# fastpycsv

`fastpycsv` is a fast Python CSV toolkit backed by Vince's CSV Parser. It is built
for ETL-style workflows where users need to scan large CSV files, filter rows,
extract a few columns, materialize NumPy arrays, or write cleaned CSV output
without dragging every workflow through a heavyweight DataFrame engine.
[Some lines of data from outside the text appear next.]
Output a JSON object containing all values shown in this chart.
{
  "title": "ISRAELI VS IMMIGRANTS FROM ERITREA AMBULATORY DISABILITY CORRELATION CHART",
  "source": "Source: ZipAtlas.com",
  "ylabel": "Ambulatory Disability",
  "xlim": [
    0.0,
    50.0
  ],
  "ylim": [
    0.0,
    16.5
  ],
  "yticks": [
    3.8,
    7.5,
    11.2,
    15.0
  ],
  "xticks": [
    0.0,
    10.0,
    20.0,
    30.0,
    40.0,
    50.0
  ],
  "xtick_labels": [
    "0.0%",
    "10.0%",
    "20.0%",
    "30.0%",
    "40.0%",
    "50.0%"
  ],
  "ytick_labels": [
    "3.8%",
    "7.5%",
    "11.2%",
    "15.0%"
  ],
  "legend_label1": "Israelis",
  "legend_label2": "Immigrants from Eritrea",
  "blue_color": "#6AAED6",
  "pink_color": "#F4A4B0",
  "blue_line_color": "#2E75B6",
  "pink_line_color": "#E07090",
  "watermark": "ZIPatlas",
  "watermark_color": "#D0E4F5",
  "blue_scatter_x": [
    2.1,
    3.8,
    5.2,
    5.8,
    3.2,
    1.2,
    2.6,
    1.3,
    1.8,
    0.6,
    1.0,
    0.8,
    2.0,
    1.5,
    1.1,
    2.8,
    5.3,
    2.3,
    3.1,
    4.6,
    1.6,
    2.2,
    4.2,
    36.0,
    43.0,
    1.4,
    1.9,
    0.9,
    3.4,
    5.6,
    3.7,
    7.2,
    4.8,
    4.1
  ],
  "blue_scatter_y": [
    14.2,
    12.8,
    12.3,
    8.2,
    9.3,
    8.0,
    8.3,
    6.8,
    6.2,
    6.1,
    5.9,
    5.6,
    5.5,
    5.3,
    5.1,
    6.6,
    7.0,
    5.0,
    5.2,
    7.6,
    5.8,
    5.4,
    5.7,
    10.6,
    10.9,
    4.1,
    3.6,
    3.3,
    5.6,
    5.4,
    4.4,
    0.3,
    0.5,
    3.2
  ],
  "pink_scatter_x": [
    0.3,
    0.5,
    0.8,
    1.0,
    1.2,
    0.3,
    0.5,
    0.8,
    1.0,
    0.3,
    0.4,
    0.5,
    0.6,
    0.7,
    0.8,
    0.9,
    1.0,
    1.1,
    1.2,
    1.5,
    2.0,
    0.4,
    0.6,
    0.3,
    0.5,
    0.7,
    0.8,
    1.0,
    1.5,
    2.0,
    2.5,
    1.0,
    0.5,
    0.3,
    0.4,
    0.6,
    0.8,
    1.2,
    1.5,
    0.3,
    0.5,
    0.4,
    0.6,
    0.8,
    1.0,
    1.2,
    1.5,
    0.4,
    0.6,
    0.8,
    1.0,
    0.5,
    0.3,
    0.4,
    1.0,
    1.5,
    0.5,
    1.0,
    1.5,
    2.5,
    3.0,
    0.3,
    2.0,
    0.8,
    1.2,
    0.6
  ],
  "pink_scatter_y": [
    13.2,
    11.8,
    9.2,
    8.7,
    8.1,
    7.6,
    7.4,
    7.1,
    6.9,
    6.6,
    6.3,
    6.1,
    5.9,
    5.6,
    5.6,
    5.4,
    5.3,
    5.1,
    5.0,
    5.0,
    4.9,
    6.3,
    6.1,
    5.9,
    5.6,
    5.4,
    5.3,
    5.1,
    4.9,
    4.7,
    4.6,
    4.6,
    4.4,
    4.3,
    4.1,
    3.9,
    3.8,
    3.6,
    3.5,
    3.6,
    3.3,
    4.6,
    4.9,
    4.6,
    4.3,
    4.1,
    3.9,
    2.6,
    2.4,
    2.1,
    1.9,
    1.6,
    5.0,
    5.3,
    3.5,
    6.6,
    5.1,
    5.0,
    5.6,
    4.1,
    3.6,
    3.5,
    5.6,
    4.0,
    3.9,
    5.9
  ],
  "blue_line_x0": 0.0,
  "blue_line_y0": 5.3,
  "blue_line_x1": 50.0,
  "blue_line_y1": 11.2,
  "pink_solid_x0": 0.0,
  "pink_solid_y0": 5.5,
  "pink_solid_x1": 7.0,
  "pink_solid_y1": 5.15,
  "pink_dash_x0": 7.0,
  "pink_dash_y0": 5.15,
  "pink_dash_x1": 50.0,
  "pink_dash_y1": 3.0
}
The package is named `fastpycsv`; it does not replace or shadow Python's standard
library `csv` module.

For the native C++ API, see the <a href="../index.html">Vince's CSV Parser documentation</a>.

## Main API

Most users should start with these functions:

```python
import fastpycsv

# Lazy, list-like row objects over the native parser.
for row in fastpycsv.reader("vehicles.csv"):
    if row["region"] == "el paso":
        print(row["price"])

# Materialized Python row objects when another API needs them.
reader = fastpycsv.reader("vehicles.csv")
list_rows = reader.lists(["id", "price"]).all()

tuple_rows = fastpycsv.reader("vehicles.csv").tuples(["id", "price"]).all()
dict_rows = fastpycsv.reader("vehicles.csv").dicts(["id", "price"]).all()

# Column-oriented NumPy arrays for pandas/scientific workflows.
arrays = fastpycsv.read_numpy("vehicles.csv", columns=["price", "year", "odometer"])

# Bounded-memory NumPy batches for large files.
for batch in fastpycsv.read_numpy_batches("vehicles.csv", columns=["price", "year"]):
    consume(batch)

# Native CSV output from lazy rows or ordinary Python iterables.
fastpycsv.write_csv(
    "subset.csv",
    (row for row in fastpycsv.reader("vehicles.csv") if row["region"] == "el paso"),
    fieldnames=["id", "price", "year", "region"],
)
```

## Why fastpycsv?

- **Fast lazy rows:** iterate massive CSV files without eagerly building Python
  lists or dictionaries for every row.
- **Pythonic filtering:** ordinary Python predicates work directly on lazy rows;
  native predicates are available for common comparisons.
- **NumPy export:** selected columns can be materialized into NumPy arrays
  without routing through pandas or pyarrow first.
- **Streaming output:** `write_csv()` lets read/filter/project/write pipelines
  stay bounded-memory.
- **Robust CSV parsing:** embedded newlines and quoted fields are handled by the
  same parser core as the C++ library.

```{toctree}
:maxdepth: 2

quickstart
api
numpy
type-casting
benchmarks
```

## Build These Docs

From the repository root:

```powershell
python -m pip install -r python/docs/requirements.txt
python -m sphinx -b html python/docs docs/html/python
```

The generated HTML lands in `docs/html/python`, matching the GitHub Pages
layout used by the documentation workflow.